Showing posts with label onion sets. Show all posts
Showing posts with label onion sets. Show all posts

Wednesday, January 5, 2022

Planting Onions in Early January 2022

My onion sets I purchased arrived in the mail a couple of weeks ago.  I've been too busy with work to get them in the ground.  I am studying to pass the State Licensing Exam for Insurance Adjusters.  It's a big test (150 questions with 160 minutes to take it).  I'm taking it Monday after studying for over a month.  I need a 70% score to pass.  This has taken up a lot of my time and so I haven't been as diligent in getting things done that I normally do.

Time to do something about that!  Tuesday afternoon, I got some baling twine (so useful), a hoe, a rake, and determination and headed out to plant roughly 250 onions.  As described in a previous post, they are short-day onions and I got Red Creole, Texas White, 1015 Sweet, and Yellow Granex.  They will do fine for about 3 weeks without planting, but I needed to get them in the ground!

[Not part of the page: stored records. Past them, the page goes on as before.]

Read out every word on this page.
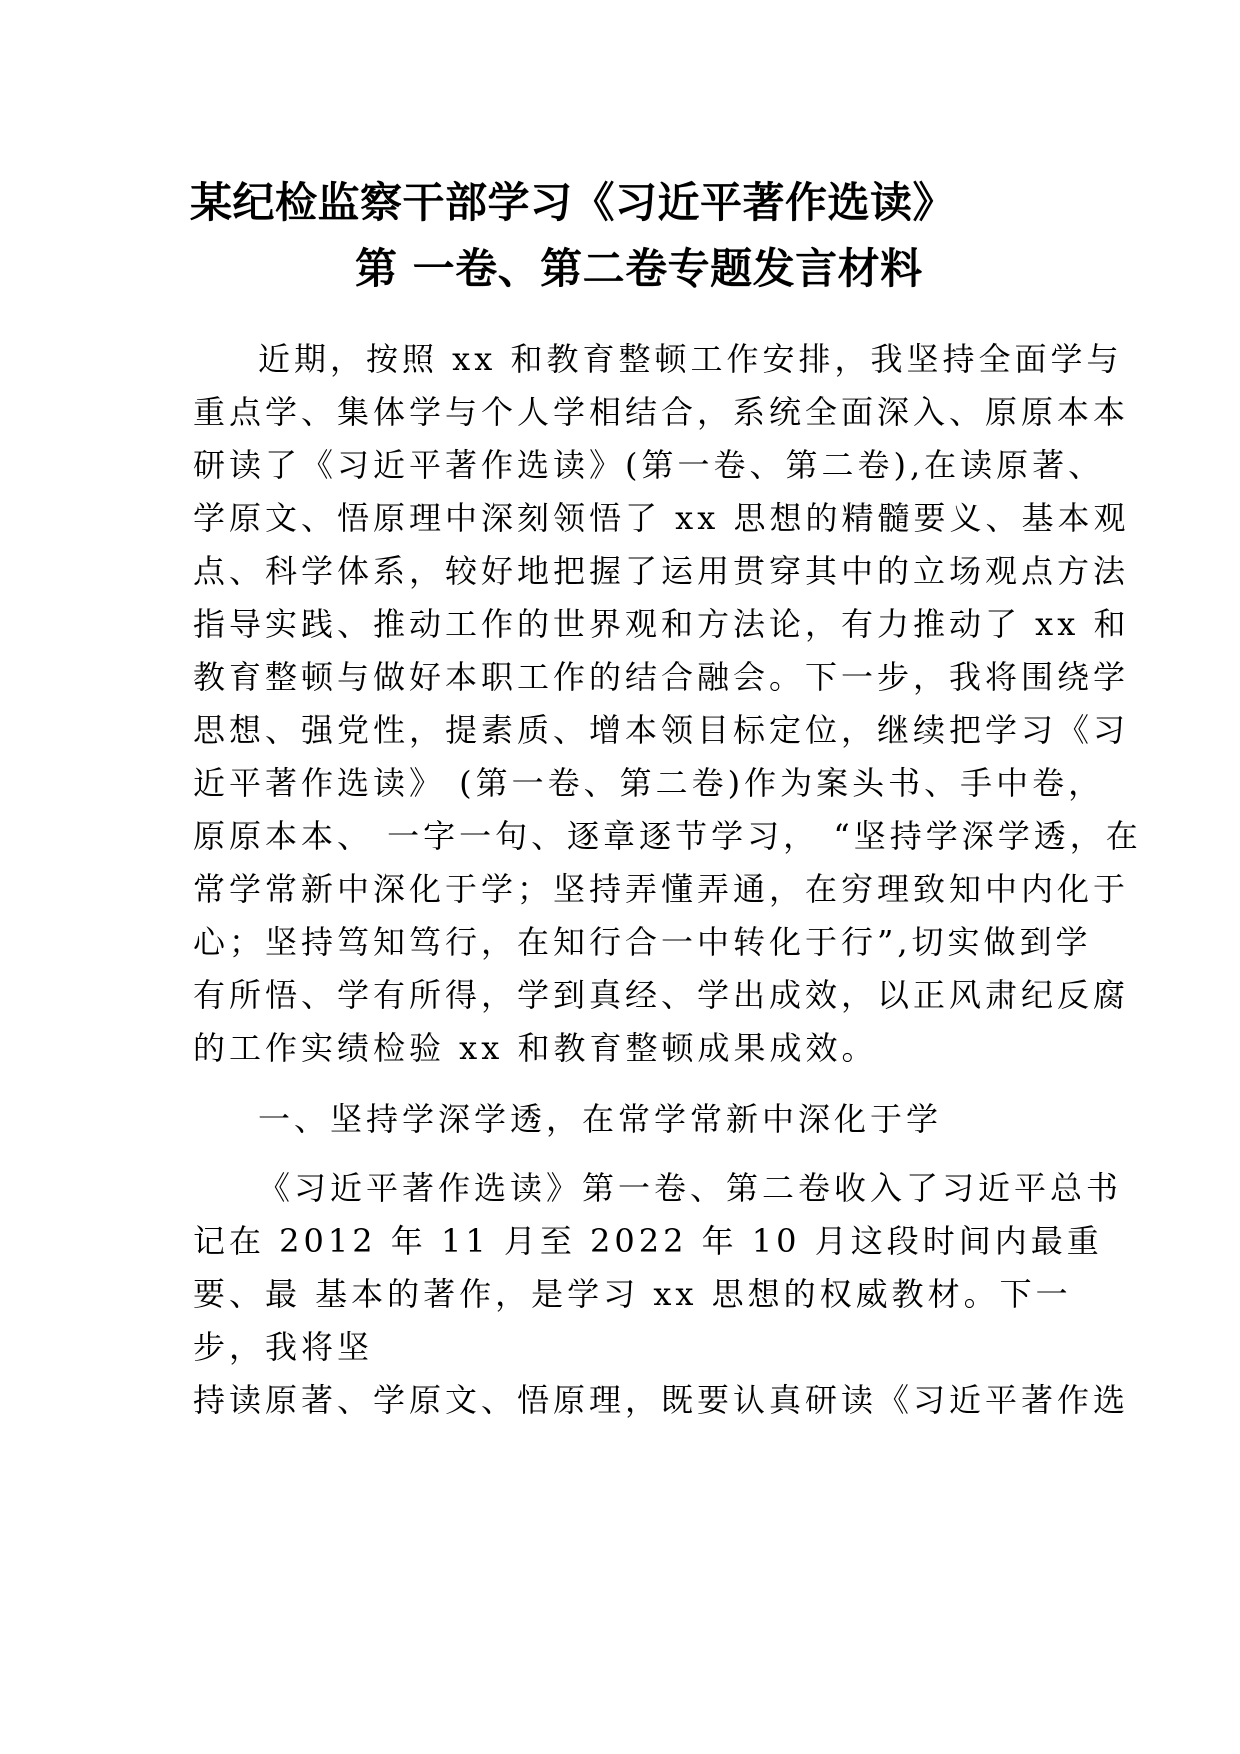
某纪检监察干部学习《习近平著作选读》
第 一卷、第二卷专题发言材料
近期，按照 xx 和教育整顿工作安排，我坚持全面学与
重点学、集体学与个人学相结合，系统全面深入、原原本本
研读了《习近平著作选读》(第一卷、第二卷),在读原著、
学原文、悟原理中深刻领悟了 xx 思想的精髓要义、基本观
点、科学体系，较好地把握了运用贯穿其中的立场观点方法
指导实践、推动工作的世界观和方法论，有力推动了 xx 和
教育整顿与做好本职工作的结合融会。下一步，我将围绕学
思想、强党性，提素质、增本领目标定位，继续把学习《习
近平著作选读》 (第一卷、第二卷)作为案头书、手中卷，
原原本本、 一字一句、逐章逐节学习， “坚持学深学透，在
常学常新中深化于学；坚持弄懂弄通，在穷理致知中内化于
心；坚持笃知笃行，在知行合一中转化于行”,切实做到学
有所悟、学有所得，学到真经、学出成效，以正风肃纪反腐
的工作实绩检验 xx 和教育整顿成果成效。
一、坚持学深学透，在常学常新中深化于学
《习近平著作选读》第一卷、第二卷收入了习近平总书
记在 2012 年 11 月至 2022 年 10 月这段时间内最重
要、最 基本的著作，是学习 xx 思想的权威教材。下一
步，我将坚
持读原著、学原文、悟原理，既要认真研读《习近平著作选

Onions are planted four inches apart and one inch deep.  You don't want to plant them any deeper or they won't bulb.  I forgot one essential tool in planting onions - the rolling seat you see on the right below.  It was my grandmother (Bumby's) gardening seat.  It sure comes in handy and saves the old back!


Once you get one row planted, you mark off 6 inches from the onions and dig a trench four inches deep and four inches wide and sprinkle 1/2 cup of organic fertilizer and then cover.

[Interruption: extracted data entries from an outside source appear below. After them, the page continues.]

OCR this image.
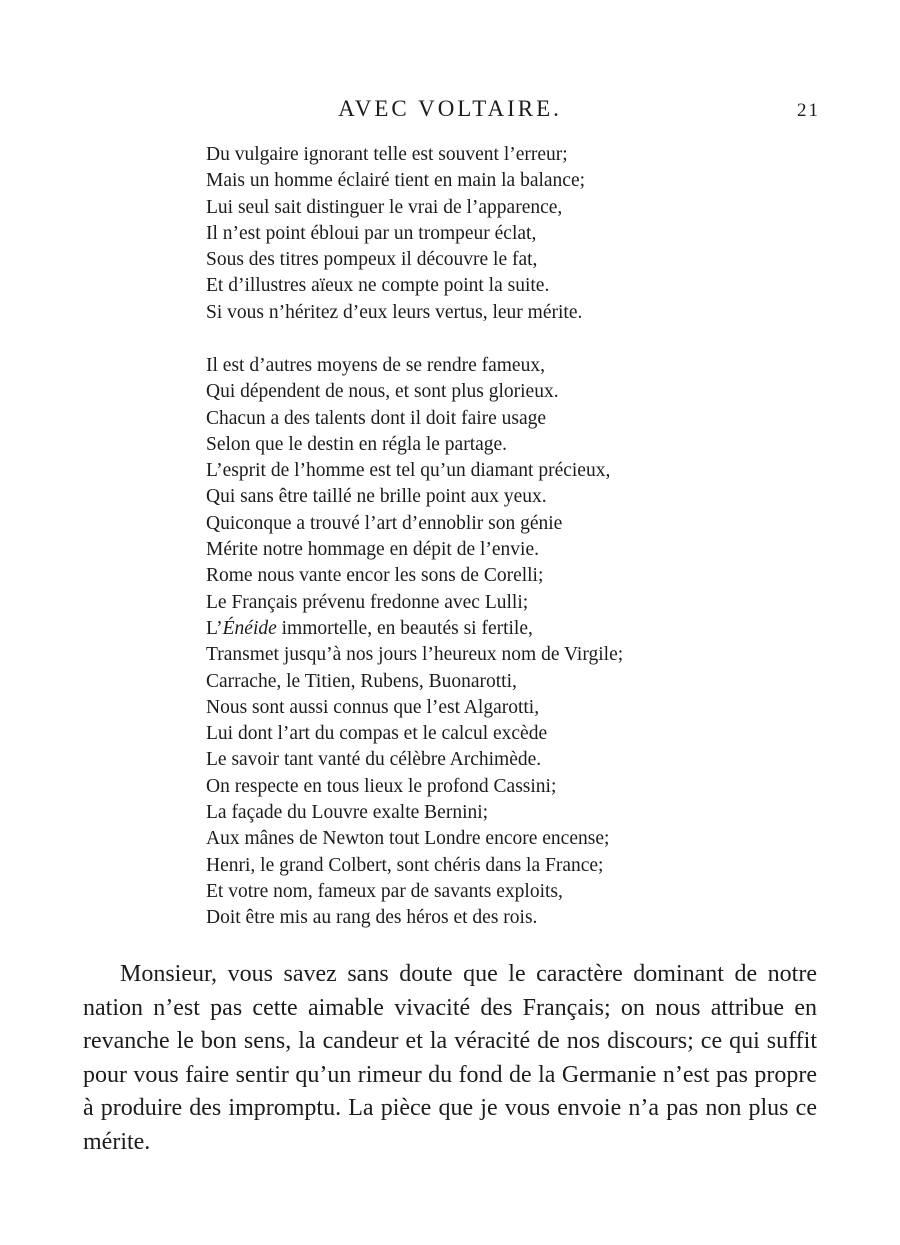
AVEC VOLTAIRE.	21
Du vulgaire ignorant telle est souvent l’erreur;
Mais un homme éclairé tient en main la balance;
Lui seul sait distinguer le vrai de l’apparence,
Il n’est point ébloui par un trompeur éclat,
Sous des titres pompeux il découvre le fat,
Et d’illustres aïeux ne compte point la suite.
Si vous n’héritez d’eux leurs vertus, leur mérite.
Il est d’autres moyens de se rendre fameux,
Qui dépendent de nous, et sont plus glorieux.
Chacun a des talents dont il doit faire usage
Selon que le destin en régla le partage.
L’esprit de l’homme est tel qu’un diamant précieux,
Qui sans être taillé ne brille point aux yeux.
Quiconque a trouvé l’art d’ennoblir son génie
Mérite notre hommage en dépit de l’envie.
Rome nous vante encor les sons de Corelli;
Le Français prévenu fredonne avec Lulli;
L’Énéide immortelle, en beautés si fertile,
Transmet jusqu’à nos jours l’heureux nom de Virgile;
Carrache, le Titien, Rubens, Buonarotti,
Nous sont aussi connus que l’est Algarotti,
Lui dont l’art du compas et le calcul excède
Le savoir tant vanté du célèbre Archimède.
On respecte en tous lieux le profond Cassini;
La façade du Louvre exalte Bernini;
Aux mânes de Newton tout Londre encore encense;
Henri, le grand Colbert, sont chéris dans la France;
Et votre nom, fameux par de savants exploits,
Doit être mis au rang des héros et des rois.

Monsieur, vous savez sans doute que le caractère dominant de notre nation n’est pas cette aimable vivacité des Français; on nous attribue en revanche le bon sens, la candeur et la véracité de nos discours; ce qui suffit pour vous faire sentir qu’un rimeur du fond de la Germanie n’est pas propre à produire des impromptu. La pièce que je vous envoie n’a pas non plus ce mérite.
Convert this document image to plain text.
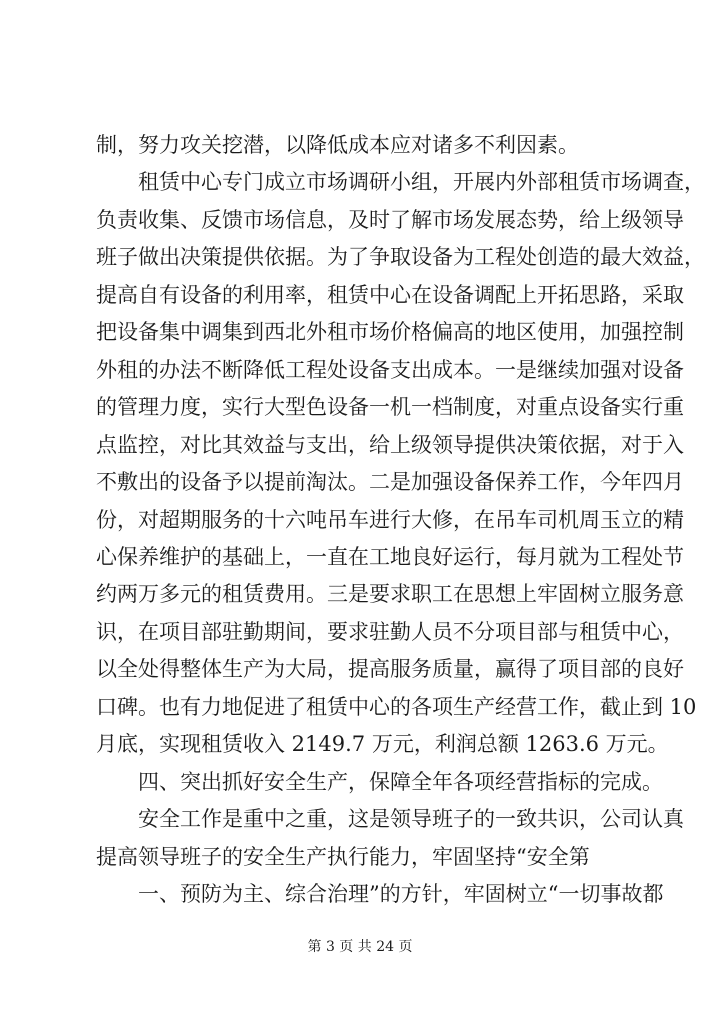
制，努力攻关挖潜，以降低成本应对诸多不利因素。
租赁中心专门成立市场调研小组，开展内外部租赁市场调查，
负责收集、反馈市场信息，及时了解市场发展态势，给上级领导
班子做出决策提供依据。为了争取设备为工程处创造的最大效益，
提高自有设备的利用率，租赁中心在设备调配上开拓思路，采取
把设备集中调集到西北外租市场价格偏高的地区使用，加强控制
外租的办法不断降低工程处设备支出成本。一是继续加强对设备
的管理力度，实行大型色设备一机一档制度，对重点设备实行重
点监控，对比其效益与支出，给上级领导提供决策依据，对于入
不敷出的设备予以提前淘汰。二是加强设备保养工作，今年四月
份，对超期服务的十六吨吊车进行大修，在吊车司机周玉立的精
心保养维护的基础上，一直在工地良好运行，每月就为工程处节
约两万多元的租赁费用。三是要求职工在思想上牢固树立服务意
识，在项目部驻勤期间，要求驻勤人员不分项目部与租赁中心，
以全处得整体生产为大局，提高服务质量，赢得了项目部的良好
口碑。也有力地促进了租赁中心的各项生产经营工作，截止到 10
月底，实现租赁收入 2149.7 万元，利润总额 1263.6 万元。
四、突出抓好安全生产，保障全年各项经营指标的完成。
安全工作是重中之重，这是领导班子的一致共识，公司认真
提高领导班子的安全生产执行能力，牢固坚持“安全第
一、预防为主、综合治理”的方针，牢固树立“一切事故都
第 3 页 共 24 页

Then you mark off 6 inches from your fertilizer trench and plant another row of onions.

Once I got all the onions planted, I watered them in.  Onions are a hardy crop, but they require lots of water and lots of weeding.  They don't like competition from weeds for their nutrients.  I'll mulch around them to accomplish this once they show some good growth.

It took me two hours to finish, but at the end, I had four rows of onions.  Hopefully, we will have a good crop again in 2022.  2021 was a record year for us with onions and we're trying to repeat it.  The cows look on approvingly at the onion planting.  Below you can see from left to right: (Elsie, Clarabelle, Rosie, and LuLu sitting)

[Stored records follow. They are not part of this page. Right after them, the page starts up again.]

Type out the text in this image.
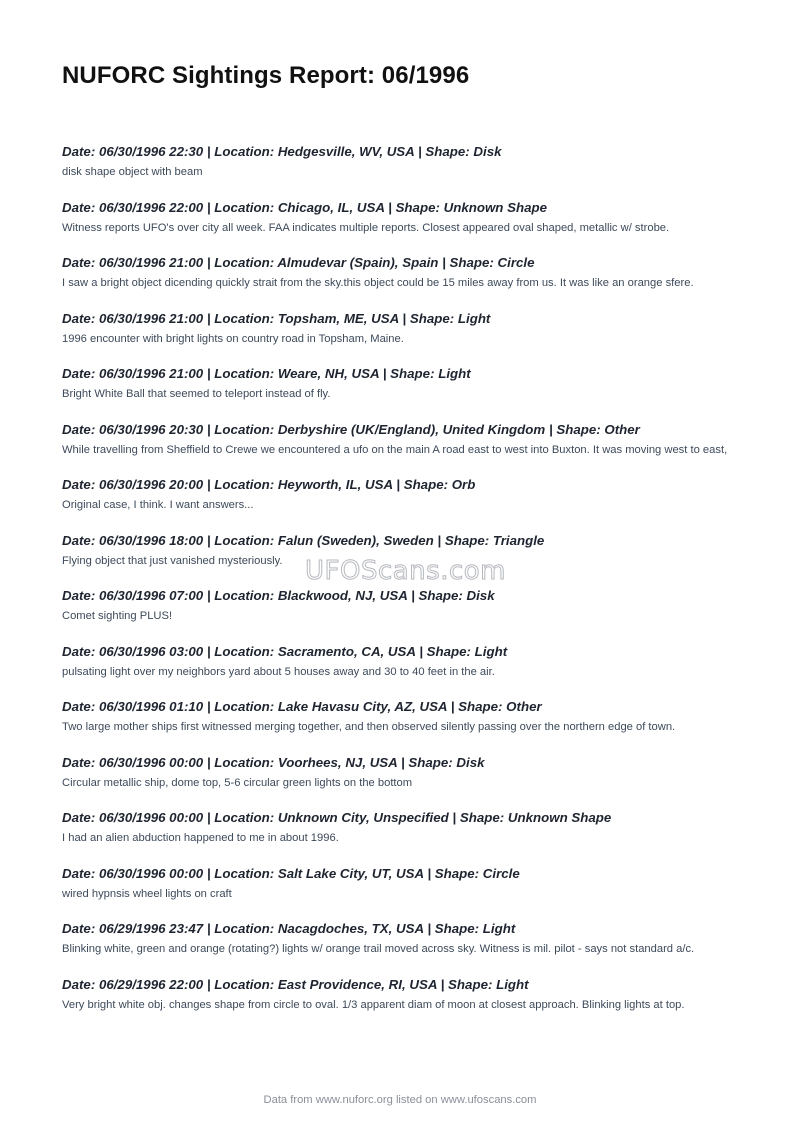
NUFORC Sightings Report: 06/1996
Date: 06/30/1996 22:30 | Location: Hedgesville, WV, USA | Shape: Disk
disk shape object with beam
Date: 06/30/1996 22:00 | Location: Chicago, IL, USA | Shape: Unknown Shape
Witness reports UFO's over city all week. FAA indicates multiple reports. Closest appeared oval shaped, metallic w/ strobe.
Date: 06/30/1996 21:00 | Location: Almudevar (Spain), Spain | Shape: Circle
I saw a bright object dicending quickly strait from the sky.this object could be 15 miles away from us. It was like an orange sfere.
Date: 06/30/1996 21:00 | Location: Topsham, ME, USA | Shape: Light
1996 encounter with bright lights on country road in Topsham, Maine.
Date: 06/30/1996 21:00 | Location: Weare, NH, USA | Shape: Light
Bright White Ball that seemed to teleport instead of fly.
Date: 06/30/1996 20:30 | Location: Derbyshire (UK/England), United Kingdom | Shape: Other
While travelling from Sheffield to Crewe we encountered a ufo on the main A road east to west into Buxton. It was moving west to east,
Date: 06/30/1996 20:00 | Location: Heyworth, IL, USA | Shape: Orb
Original case, I think. I want answers...
Date: 06/30/1996 18:00 | Location: Falun (Sweden), Sweden | Shape: Triangle
Flying object that just vanished mysteriously.
Date: 06/30/1996 07:00 | Location: Blackwood, NJ, USA | Shape: Disk
Comet sighting PLUS!
Date: 06/30/1996 03:00 | Location: Sacramento, CA, USA | Shape: Light
pulsating light over my neighbors yard about 5 houses away and 30 to 40 feet in the air.
Date: 06/30/1996 01:10 | Location: Lake Havasu City, AZ, USA | Shape: Other
Two large mother ships first witnessed merging together, and then observed silently passing over the northern edge of town.
Date: 06/30/1996 00:00 | Location: Voorhees, NJ, USA | Shape: Disk
Circular metallic ship, dome top, 5-6 circular green lights on the bottom
Date: 06/30/1996 00:00 | Location: Unknown City, Unspecified | Shape: Unknown Shape
I had an alien abduction happened to me in about 1996.
Date: 06/30/1996 00:00 | Location: Salt Lake City, UT, USA | Shape: Circle
wired hypnsis wheel lights on craft
Date: 06/29/1996 23:47 | Location: Nacagdoches, TX, USA | Shape: Light
Blinking white, green and orange (rotating?) lights w/ orange trail moved across sky. Witness is mil. pilot - says not standard a/c.
Date: 06/29/1996 22:00 | Location: East Providence, RI, USA | Shape: Light
Very bright white obj. changes shape from circle to oval. 1/3 apparent diam of moon at closest approach. Blinking lights at top.
UFOScans.com
Data from www.nuforc.org listed on www.ufoscans.com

We'll post and show progress on the onions throughout the growing season.  If you're ever interested, we get our onion plants from Dixondale Farms.  Check them out on the Internet.  They are a good outfit and I highly recommend them.  I'm looking at picking up some seed potatoes from the feed store tomorrow and will cut them so they'll scab over.  Once that's done, we'll get them in the ground.

Thursday, January 25, 2018

Onions... Worth Their Weight in Gold

I heard a story about a man who heard that there was a country that did not have onions!  Can you believe that?  The citizens of this land never got the opportunity to enjoy this savory bulb that enhances every dish and provides great flavor to any meal.  The man loaded a sack full of onions and departed for the Onion-less land.

Upon arrival he visited with the king and showed him his great cargo.  He even prepared a meal for the people of the kingdom. Of course the people loved them!  They were so appreciative for his introducing them to onions, they paid him with GOLD equivalent to the weight of the sack of onions.  When the man got home, he boasted about his good fortune. 

An entrepreneur soon headed to the land with a sack full of garlic.  If they didn't have onions, they didn't have garlic.  What is better than garlic for flavor?  What could be more valuable than gold.  The man was sure that he would be paid in DIAMONDS!  He arrived, introduced the king and commoners to garlic and naturally, they were impressed.  They were so grateful for this discovery they did pay him.  What could be more valuable than gold?  Why, onions, of course.  The man headed back home with a sack full of onions.

I love onions and we like to plant them in our garden.  The first week of January, I received my onion sets in the mail.  Oh, Happy Day!


I always order from Dixondale Farms their Short Day Sampler.  This year I ordered 3 bundles.  Each bundle contains about 70 onion starts consisting of 1015 Texas Supersweet, White, and Red Creole Onions.  I don't know if this box is worth its weight in gold, but the contents are indeed valuable to me.


I pulled up rows, made a 4 inch trench in the middle and filled it with composted chicken litter.  then on either side of the trench, I planted the onion sets 4 inched apart from each other.  It is important to plant them only 1 inch deep.  If you plant them too deep, you risk them not bulbing and then you only have green onions - which is not a bad thing, but you want your onions to bulb.


I sat on my blessed assurance and rolled and planted until the box was empty.  218 onions in the ground when all was said and done!


One week later, temps dipped to the upper teens.  I hope my onions are okay.  I think they are.


They better be.  I only intend on crying over these onions after I harvest them and begin to cut them up.